In its World Development Report 2000/2001, the World Bank admits, "in a world where political power is unequally distributed and often mimics the distribution of economic power, the way state institutions operate may be particularly unfavourable to poor people." But it does not address the issue of how political and economic power can be shifted or balanced at the global level so that poorer countries have a greater choice and a voice in how they manage their affairs.

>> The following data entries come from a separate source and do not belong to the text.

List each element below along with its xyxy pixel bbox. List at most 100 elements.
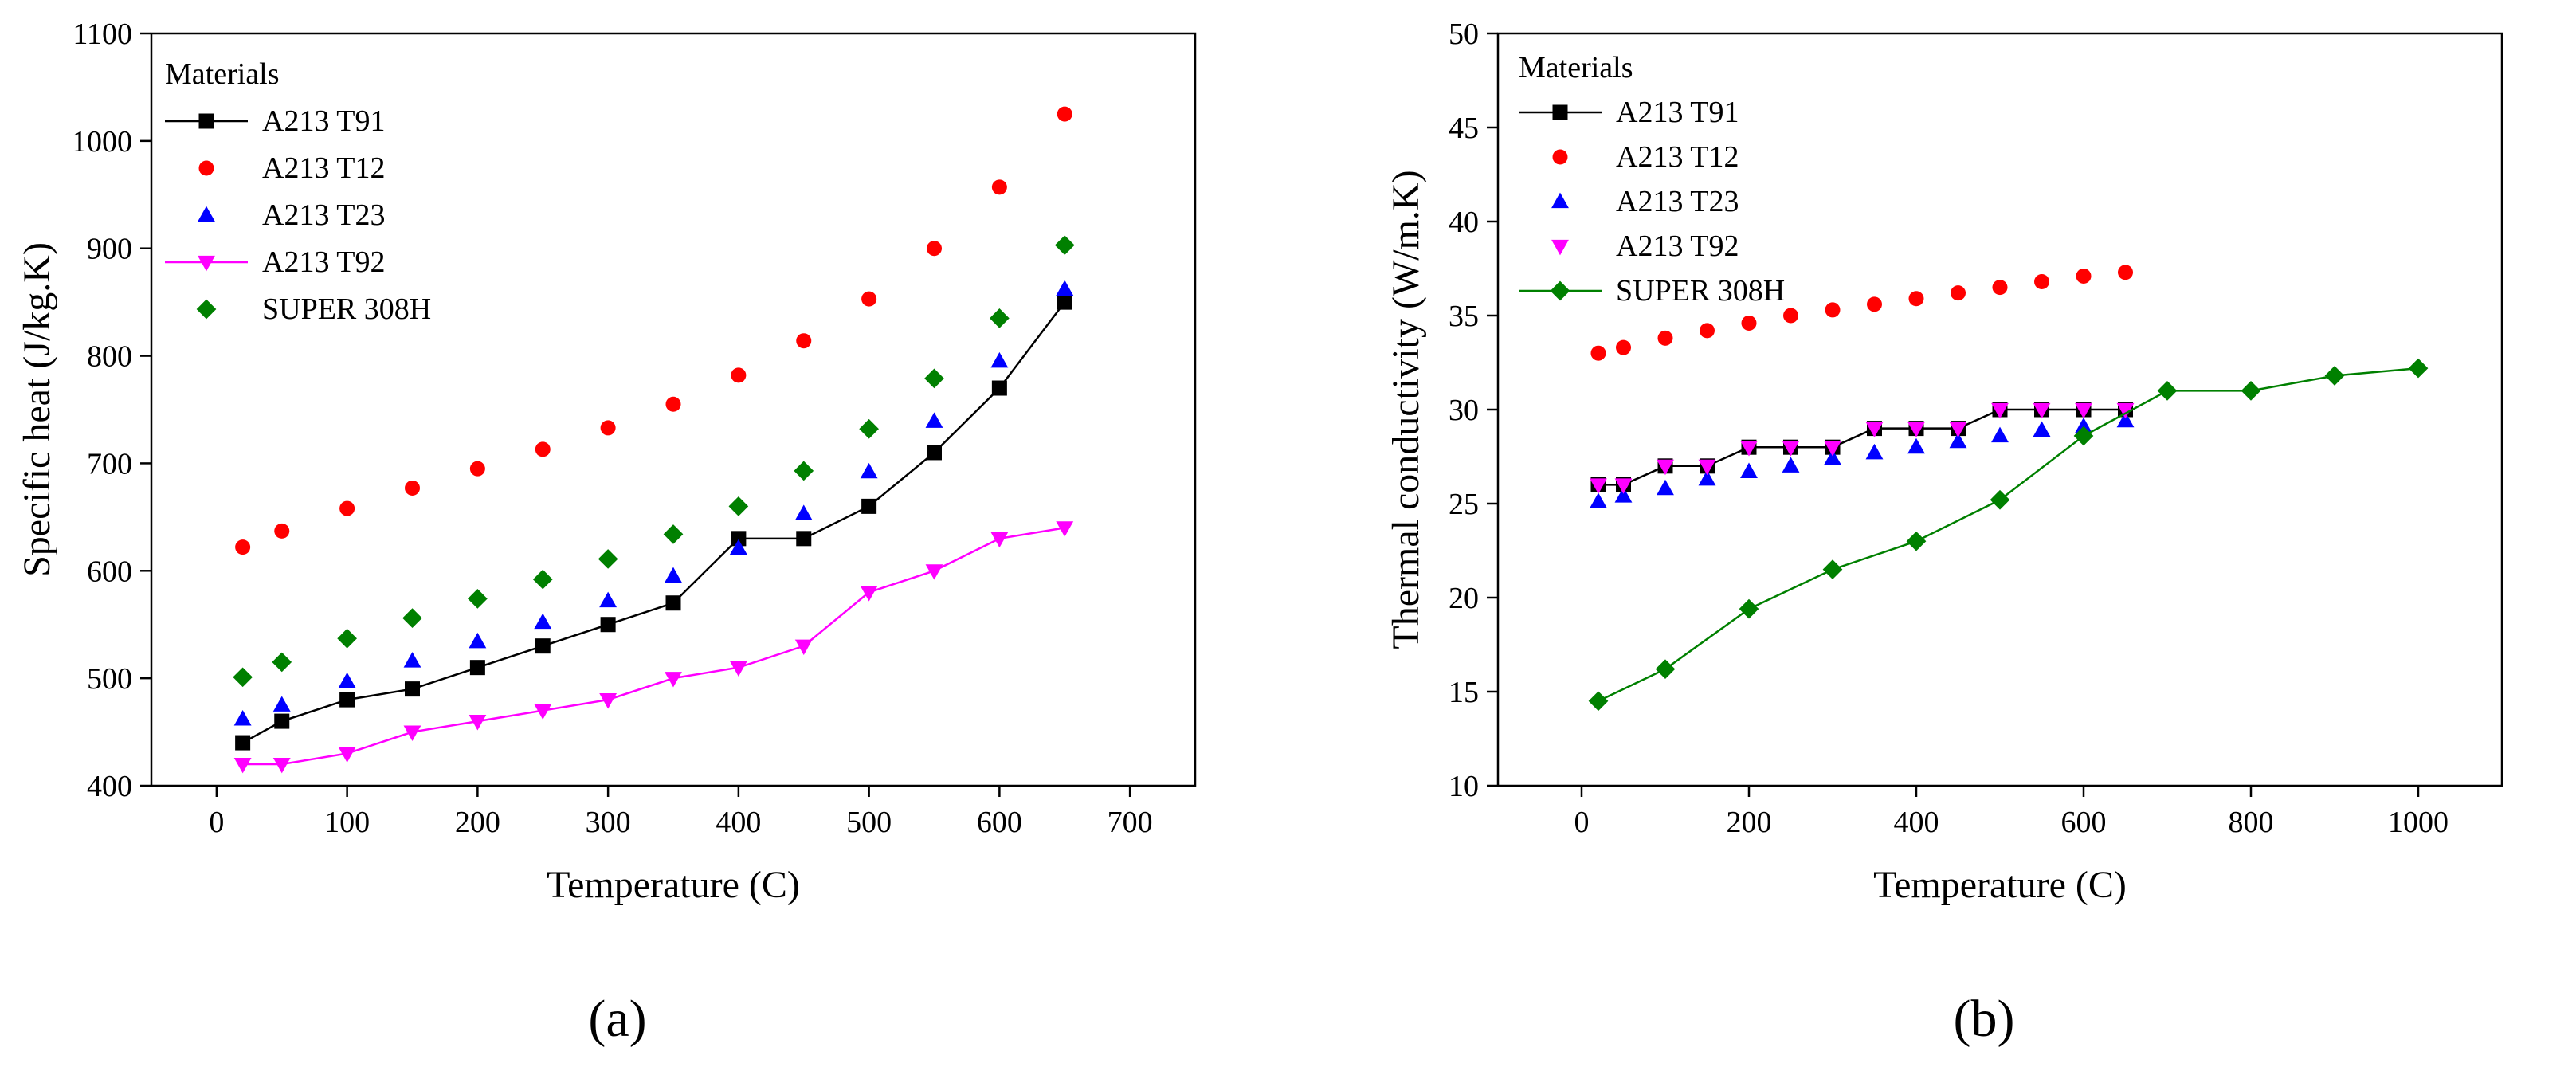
- data-point-a213-t12: [405, 480, 420, 496]
- y-tick-label: 700: [87, 447, 132, 481]
- data-point-a213-t92: [1865, 422, 1884, 437]
- data-point-a213-t92: [272, 757, 291, 774]
- data-point-a213-t92: [1907, 422, 1925, 437]
- x-axis-title: Temperature (C): [1873, 864, 2127, 906]
- data-point-a213-t92: [1590, 478, 1607, 494]
- data-point-a213-t92: [990, 532, 1009, 548]
- data-point-a213-t23: [1698, 469, 1716, 486]
- data-point-a213-t23: [2075, 417, 2092, 433]
- y-tick-label: 15: [1449, 676, 1479, 709]
- data-point-a213-t23: [1949, 432, 1967, 449]
- data-point-a213-t12: [1590, 345, 1606, 361]
- legend-label: A213 T23: [262, 198, 385, 232]
- legend-label: SUPER 308H: [1616, 274, 1785, 308]
- data-point-a213-t23: [1991, 426, 2009, 443]
- y-tick-label: 800: [87, 340, 132, 374]
- y-tick-label: 1100: [73, 18, 132, 51]
- data-point-a213-t12: [1867, 296, 1882, 312]
- data-point-a213-t91: [600, 617, 616, 633]
- y-tick-label: 30: [1449, 394, 1479, 427]
- legend-item-a213-t23: A213 T23: [198, 198, 385, 232]
- data-point-a213-t12: [2034, 274, 2049, 290]
- data-point-a213-t91: [1057, 294, 1072, 310]
- y-tick-label: 400: [87, 770, 132, 803]
- data-point-a213-t23: [729, 539, 747, 555]
- data-point-a213-t23: [1782, 457, 1800, 473]
- data-point-a213-t23: [272, 696, 291, 712]
- y-tick-label: 35: [1449, 300, 1479, 333]
- data-point-a213-t91: [274, 713, 290, 729]
- y-tick-label: 1000: [72, 125, 132, 159]
- data-point-a213-t12: [1951, 285, 1966, 301]
- legend-marker: [1552, 149, 1568, 165]
- data-point-super-308h: [233, 667, 253, 688]
- series-line-super-308h: [1598, 367, 2419, 702]
- legend-label: A213 T23: [1616, 185, 1739, 218]
- panel-label-b: (b): [1954, 990, 2015, 1048]
- data-point-a213-t92: [2075, 402, 2092, 419]
- data-point-a213-t92: [794, 639, 813, 656]
- legend-item-a213-t23: A213 T23: [1551, 185, 1739, 218]
- legend-item-a213-t91: A213 T91: [1519, 96, 1739, 129]
- y-tick-label: 500: [87, 662, 132, 696]
- data-point-super-308h: [272, 652, 292, 673]
- series-line-a213-t91: [242, 301, 1066, 744]
- data-point-a213-t23: [469, 632, 487, 649]
- data-point-super-308h: [1655, 659, 1676, 680]
- legend-item-a213-t12: A213 T12: [198, 151, 385, 185]
- data-point-a213-t91: [861, 498, 877, 514]
- data-point-super-308h: [532, 569, 553, 590]
- data-point-super-308h: [1822, 559, 1843, 579]
- data-point-a213-t92: [1824, 441, 1841, 457]
- data-point-a213-t92: [665, 672, 682, 688]
- chart-thermal-conductivity: 0 200 400 600 800 1000 10 15 20 25 30 35 40 45 50 Tempe…: [1385, 18, 2503, 906]
- legend-item-a213-t92: A213 T92: [1551, 229, 1739, 263]
- data-point-a213-t12: [1657, 330, 1673, 346]
- legend-marker: [1550, 280, 1570, 301]
- data-point-a213-t92: [1614, 478, 1633, 494]
- data-point-a213-t23: [338, 672, 356, 688]
- data-point-super-308h: [663, 524, 684, 544]
- data-point-a213-t12: [235, 539, 251, 555]
- series-a213-t23: [1590, 411, 2135, 508]
- legend-item-super-308h: SUPER 308H: [196, 292, 431, 326]
- x-tick-label: 1000: [2388, 806, 2449, 839]
- data-point-a213-t23: [860, 462, 878, 479]
- data-point-a213-t23: [599, 591, 618, 608]
- data-point-a213-t92: [2033, 402, 2051, 419]
- x-tick-label: 800: [2229, 806, 2274, 839]
- data-point-super-308h: [859, 418, 879, 439]
- data-point-a213-t12: [469, 461, 485, 477]
- x-tick-label: 200: [1727, 806, 1772, 839]
- data-point-a213-t23: [403, 652, 421, 668]
- data-point-a213-t92: [2116, 402, 2135, 419]
- data-point-a213-t12: [1992, 280, 2008, 296]
- data-point-a213-t92: [1740, 441, 1758, 457]
- data-point-super-308h: [468, 588, 488, 609]
- data-point-a213-t12: [1057, 106, 1072, 122]
- y-tick-label: 600: [87, 555, 132, 588]
- y-tick-label: 10: [1449, 770, 1479, 803]
- data-point-a213-t12: [600, 420, 616, 436]
- data-point-a213-t23: [1056, 280, 1074, 296]
- legend: Materials A213 T91 A213 T12 A213 T23 A213 T9…: [1519, 51, 1785, 308]
- y-axis-title: Thermal conductivity (W/m.K): [1385, 170, 1427, 649]
- legend: Materials A213 T91 A213 T12 A213 T23 A213 T9…: [165, 57, 431, 326]
- data-point-a213-t91: [405, 681, 420, 697]
- data-point-a213-t91: [927, 445, 942, 461]
- series-a213-t91: [235, 294, 1072, 751]
- data-point-a213-t12: [2076, 268, 2092, 284]
- data-point-a213-t12: [796, 333, 812, 349]
- series-super-308h: [233, 235, 1075, 688]
- series-a213-t12: [1590, 265, 2133, 361]
- data-point-super-308h: [1739, 598, 1759, 619]
- y-tick-label: 25: [1449, 488, 1479, 521]
- series-super-308h: [1588, 358, 2429, 712]
- data-point-a213-t23: [233, 709, 252, 726]
- data-point-super-308h: [1906, 531, 1927, 551]
- legend-label: SUPER 308H: [262, 292, 431, 326]
- series-a213-t23: [233, 280, 1074, 726]
- data-point-super-308h: [1588, 691, 1609, 712]
- data-point-a213-t12: [991, 179, 1007, 195]
- chart-specific-heat: 0 100 200 300 400 500 600 700 400 500 600 700 800 900…: [16, 18, 1197, 906]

A stronger and more coherent United Nations could provide the global leadership needed on issues of equity and justice. However, there is still a need to understand why, despite intense anti-poverty programmes in the last decade, poverty is still a key problem facing developing countries. The World Development Report 2000/2001 indicates that from 1987-1998, while the share of population in developing and transition countries living on less than a dollar a day fell from 28 per cent to 24 per cent, because of population growth, the number of people in poverty hardly changed. In fact, except for East Asia, the Middle East and North Africa, the number of people living in poverty in other regions has actually increased.

One explanation for this rise could be that present poverty reduction efforts actually work against the interests of the poor. As the UN Secretary-General, Kofi Annan, indicates in his Millennium Report (5): "The gross disparities of wealth in today’s world, the miserable conditions in which well over a billion people live ... make the present model of development unsustainable, unless remedial measures are taken by common agreement." If the UN is to become "a global public trust for all the world’s peoples", as proposed by Mr. Annan, then it must ensure equitable management of global processes. And it must hear and take into account the voices of people like Lana.

Rasna Warah
Habitat Debate.


1. World Development Report 2000/2001: Attacking Poverty, published for the World Bank by Oxford University Press, 2000.

2. Overcoming Human Poverty: Poverty Report 2000, United Nations Development Programme (UNDP), New York, 2000.

3. The Reality of Aid: An Independent Review of Development Cooperation (1997-98), Earthscan Publications Ltd, London, 1997.

4. Human Development Report 1999, published for the United Nations Development Programme (UNDP), by Oxford University Press, 1999.

5. Annan, Kofi, We the Peoples: The Role of the United Nations in the 21st Century", United Nations, New York, 2000.